On Tuesday, Bongiorno likened Knox to the voluptuous character in the "Who Framed Roger Rabbit" film.
"Jessica Rabbit looks like a man-eater, but she is a faithful and loving woman," Bongiorno said. Paraphrasing a famous line from the movie, Bongiorno said Knox "is not bad, she's just drawn that way."
Bongiorno is Sollecito's lawyer, but, with the fates of the two defendants intertwined, she discussed Knox's role in the case at length.
By the media as well as in court, Knox has either been described either as a manipulative "she-devil" or as an innocent girl caught in a judicial inferno in a foreign land. Bongiorno said she was really an immature girl who had just started dating Sollecito.
"One should not mistake tenderness for sexual obsession," Bongiorno said, adding the two liked making faces at each other.
"How do you reconcile that with the 'Venus in Furs' image?" -- another reference Bongiorno threw in to a literary character who enslaved her lover. Bongiorno told reporters after the session that she had given a copy of the book -- a 19th-century Austrian novella -- to Knox, who reads avidly in prison, according to her family and supporters.

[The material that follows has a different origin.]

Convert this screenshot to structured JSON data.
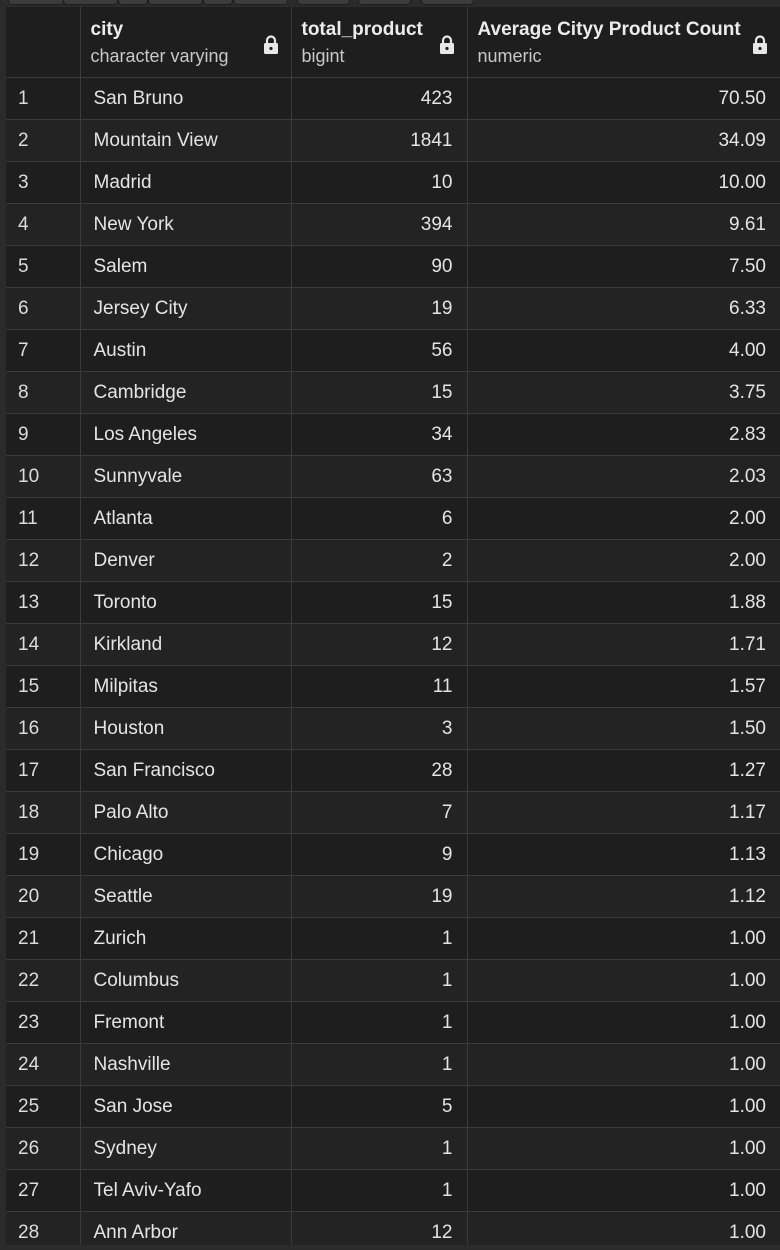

Kercher, 21, was stabbed to death in the apartment she shared with Knox, in what prosecutors say had begun like a sexual assault.
Knox and Sollecito insist they spent the night at his house the night of the murder, watching a movie, smoking pot and having sex. The movie they said they were watching, "Amelie," led Bongiorno in the original trial to compare Knox to the title character, an innocent girl intent on doing good.
Bongiorno also looked at DNA evidence linking her client to the crime, most notably an alleged trace on the bra clasp of the victim.
Prosecutors maintain that Sollecito's DNA was on the clasp of Kercher's bra as part of a mix of evidence that also included the victim's genetic profile. They also say Knox's DNA was found on the handle of a kitchen knife believed to be the murder weapon, and Kercher's DNA was found on the blade.
A court-ordered review of evidence, carried out by independent experts, said much of that evidence was unreliable. It highlighted the risk of contamination, especially on the clasp, which was collected from the crime scene 46 days after the murder.
The review significantly weakened the prosecution case, giving the defendants hope that they might be freed after four years behind bars.
Speaking of the clasp, Bongiorno said "that piece of evidence must be considered unusable."
Also convicted in separate proceedings was Rudy Hermann Guede from Ivory Coast. Italy's highest criminal court has upheld Guede's conviction and his 16-year prison sentence. Guede also denies wrongdoing.